Just think, after 5 years I get free electricity!  I could buy an electric vehicle and the drive for free!  Can you install solar panels yourself?  If you feel comfortable building a shed, replacing an electrical outlet, and could install a TV antenna mast on your roof then yes, you can install solar panels BUT you gotta do your homework!  Step one is to go visit your cities building inspections department because they will certainly have a pre-printed document on what you need to get a solar PV installation permit.  Most people have this irrational fear of building inspectors but usually these “horror stories” of how difficult permits and inspections can be are spread by fly-by-night handymen who don’t know what they are doing.  The building inspectors are your friend!  Most of them are highly experienced tradesman who will gladly share a wealth of information with you, all you have to do is ask.  There are a lot of things wrong with America but one perfect example of how right things are the building codes and construction permit process.  When earthquakes hit, our buildings remain standing.  When hurricanes hit, our homes don’t blow off their foundations nor do the roofs blow off.  Home fires are virtually unknown today when a century ago they were commonplace.  Sewer problems a century ago had everyone holding their noses, now its almost never a problem.  Why?  Because building codes protect us.  I have built two of my houses by myself and found that virtually every building code that I needed to satisfy had a very good reason – codes are completely free of idiotic politics.  If you don’t understand the reason for something in the code then ask one of the inspectors and they will be glad to tell you!  At first when you see the list of things you need for a solar permit you might be intimidated but they are all required for your safety and they are not that tough.  They are there to keep you from caving in your roof, causing leaks in your roof, to keep the solar panels from flying off in the wind, or to keep you from electrocuting somebody.  It took me 8 hours of work time to draw up my permit package and then when submitted it took only 5 days to get my permit.  Here is what my permit application package looked like:

  • roof cross section showing structure and flashing
  • roof plans showing panel locations
  • load calculations
  • electrical plans
  • specs for inverter and solar panels

The majority of my permit package installation time was spent measuring and drawing the house to accurate show the location of structural members and decide how and where to place the panels.

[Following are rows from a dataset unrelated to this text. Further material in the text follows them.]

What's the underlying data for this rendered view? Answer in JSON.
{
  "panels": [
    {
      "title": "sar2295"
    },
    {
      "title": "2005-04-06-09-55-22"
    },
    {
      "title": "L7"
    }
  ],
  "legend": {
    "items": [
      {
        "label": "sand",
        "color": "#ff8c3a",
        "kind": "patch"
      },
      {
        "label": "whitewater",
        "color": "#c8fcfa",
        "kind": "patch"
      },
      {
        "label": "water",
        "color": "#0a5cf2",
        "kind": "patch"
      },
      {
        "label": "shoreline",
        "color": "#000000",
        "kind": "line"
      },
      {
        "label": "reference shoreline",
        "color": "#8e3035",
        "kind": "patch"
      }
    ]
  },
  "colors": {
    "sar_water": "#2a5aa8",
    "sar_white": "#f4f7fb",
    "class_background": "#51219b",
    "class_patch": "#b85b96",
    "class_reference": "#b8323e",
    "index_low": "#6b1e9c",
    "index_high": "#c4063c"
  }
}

Roof Cross Section For Solar Permits

Roof Plan For Solar Permits

Don’t be too intimidated by the load calculations, they look difficult but they are easy.  People who sell solar racking like Unirac have easy to use online configurators that tell you exactly what racking components you need and they spit out the three pages of load calculations that are needed for the permits!

Similarly, don’t be too intimidated by the electrical plan.  I used the electrical plan in the micro-inverter specification and photoshopped it to show my installation.  All I had to do was add the correct number of panels, add a disconnect box, and show the cabling.  Took me less than an hour to do this drawing.

Wiring Diagram For PV  Solar Permit

Less than five days later I had my permit!  I can get my order placed for my equipment in time for Earth Day 2012 which is April 22!

Solar PV Installation Permit Approved!